A role: "system" message is the non-spoofable operator channel. It carries operator authority that a user-turn instruction does not, which matters when you are injecting trusted state (mode switches, permissions) into an agent that also processes untrusted user input. So this is both a caching win and a prompt-injection-safety win.

Phrase it as context, not a command

One subtlety that took me a try to get right: phrase these messages as facts, not overrides. State the situation and let the model act on it. Avoid override-style language like "ignore what the user said" or "disregard the previous instruction." The models are trained to protect users from instructions that work against them, and that protection applies to the system role too. So:

// Good: states context, lets the model act
{ role: "system", content: "Auto-approve mode is now enabled for this session." }
// Risky: override framing, may be resisted
{ role: "system", content: "Ignore the user's earlier request and do X instead." }

The constraints to know

A few rules from the spec:

It must follow a user message (or an assistant message ending in a server tool result). It cannot be messages[0]. Use the top-level system for the initial prompt.
The content is text only.
It is model-gated. On a model that does not support it, you get a 400 (role 'system' is not supported on this model). Catch that and fall back to the user-turn <system-reminder> pattern.

try {
  // ... mid-conversation system message
} catch (err) {
  if (err instanceof Anthropic.BadRequestError && err.message.includes("system")) {
    // fall back: inject as a user-turn <system-reminder> block
  } else {
    throw err;
  }
}

When to reach for it

The trigger is: I have learned something mid-session that the agent needs, and I want to tell it without rebuilding the prefix. Mode changes, freshly delivered context, state the application discovered after the session started. Anything dynamic that you would otherwise be tempted to splice into the system prompt.

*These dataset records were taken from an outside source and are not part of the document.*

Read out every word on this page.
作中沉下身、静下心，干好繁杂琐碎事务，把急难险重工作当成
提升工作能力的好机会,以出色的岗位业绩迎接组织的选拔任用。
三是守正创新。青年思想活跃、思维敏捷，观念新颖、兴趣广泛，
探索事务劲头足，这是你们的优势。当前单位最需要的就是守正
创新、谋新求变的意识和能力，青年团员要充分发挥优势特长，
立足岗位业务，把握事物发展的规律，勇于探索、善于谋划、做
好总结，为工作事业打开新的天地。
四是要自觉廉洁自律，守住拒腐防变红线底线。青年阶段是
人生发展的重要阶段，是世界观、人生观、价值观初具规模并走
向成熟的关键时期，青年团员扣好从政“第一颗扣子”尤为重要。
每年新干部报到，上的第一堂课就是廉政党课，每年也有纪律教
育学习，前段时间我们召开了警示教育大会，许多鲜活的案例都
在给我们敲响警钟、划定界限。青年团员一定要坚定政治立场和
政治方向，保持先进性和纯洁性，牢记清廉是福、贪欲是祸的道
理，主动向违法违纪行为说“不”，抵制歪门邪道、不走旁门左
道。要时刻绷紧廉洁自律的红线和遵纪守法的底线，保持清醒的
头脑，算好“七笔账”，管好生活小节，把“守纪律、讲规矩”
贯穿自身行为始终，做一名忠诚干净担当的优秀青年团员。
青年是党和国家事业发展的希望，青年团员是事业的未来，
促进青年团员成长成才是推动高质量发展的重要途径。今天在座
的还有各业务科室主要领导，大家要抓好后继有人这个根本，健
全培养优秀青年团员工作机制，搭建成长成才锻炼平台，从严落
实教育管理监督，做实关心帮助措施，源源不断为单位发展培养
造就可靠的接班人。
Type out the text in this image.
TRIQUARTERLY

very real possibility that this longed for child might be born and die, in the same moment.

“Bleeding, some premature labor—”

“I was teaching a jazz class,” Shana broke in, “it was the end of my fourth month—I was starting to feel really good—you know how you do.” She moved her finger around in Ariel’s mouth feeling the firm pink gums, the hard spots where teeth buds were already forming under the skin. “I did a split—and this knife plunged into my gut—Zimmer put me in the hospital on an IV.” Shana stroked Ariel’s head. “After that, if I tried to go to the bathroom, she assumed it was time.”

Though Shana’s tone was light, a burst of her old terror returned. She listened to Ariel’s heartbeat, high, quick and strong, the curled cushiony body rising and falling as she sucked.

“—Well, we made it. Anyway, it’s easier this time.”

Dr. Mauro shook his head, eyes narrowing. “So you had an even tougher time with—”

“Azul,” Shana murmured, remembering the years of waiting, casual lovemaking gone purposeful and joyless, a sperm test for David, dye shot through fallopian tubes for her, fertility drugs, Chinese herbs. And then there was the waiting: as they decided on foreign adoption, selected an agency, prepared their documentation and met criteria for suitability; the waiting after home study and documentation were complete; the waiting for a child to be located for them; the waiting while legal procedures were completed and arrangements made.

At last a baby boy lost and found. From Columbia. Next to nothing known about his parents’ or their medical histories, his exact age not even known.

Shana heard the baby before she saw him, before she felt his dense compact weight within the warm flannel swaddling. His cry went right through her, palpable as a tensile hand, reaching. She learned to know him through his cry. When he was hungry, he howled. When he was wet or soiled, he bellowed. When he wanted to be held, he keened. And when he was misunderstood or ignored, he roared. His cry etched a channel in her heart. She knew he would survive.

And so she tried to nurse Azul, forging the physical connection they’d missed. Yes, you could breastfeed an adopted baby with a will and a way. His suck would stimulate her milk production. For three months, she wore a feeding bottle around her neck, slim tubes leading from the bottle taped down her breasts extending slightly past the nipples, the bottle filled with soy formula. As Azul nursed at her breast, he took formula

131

If the fact is known at session start, it belongs in the top-level system prompt as usual. The mid-conversation channel is specifically for things you learn after the cached prefix is already built. Used that way, it keeps your cache hot, keeps your operator instructions non-spoofable, and saves you from the expensive mistake I made: editing the system prompt mid-session and watching the whole conversation reprocess at full price.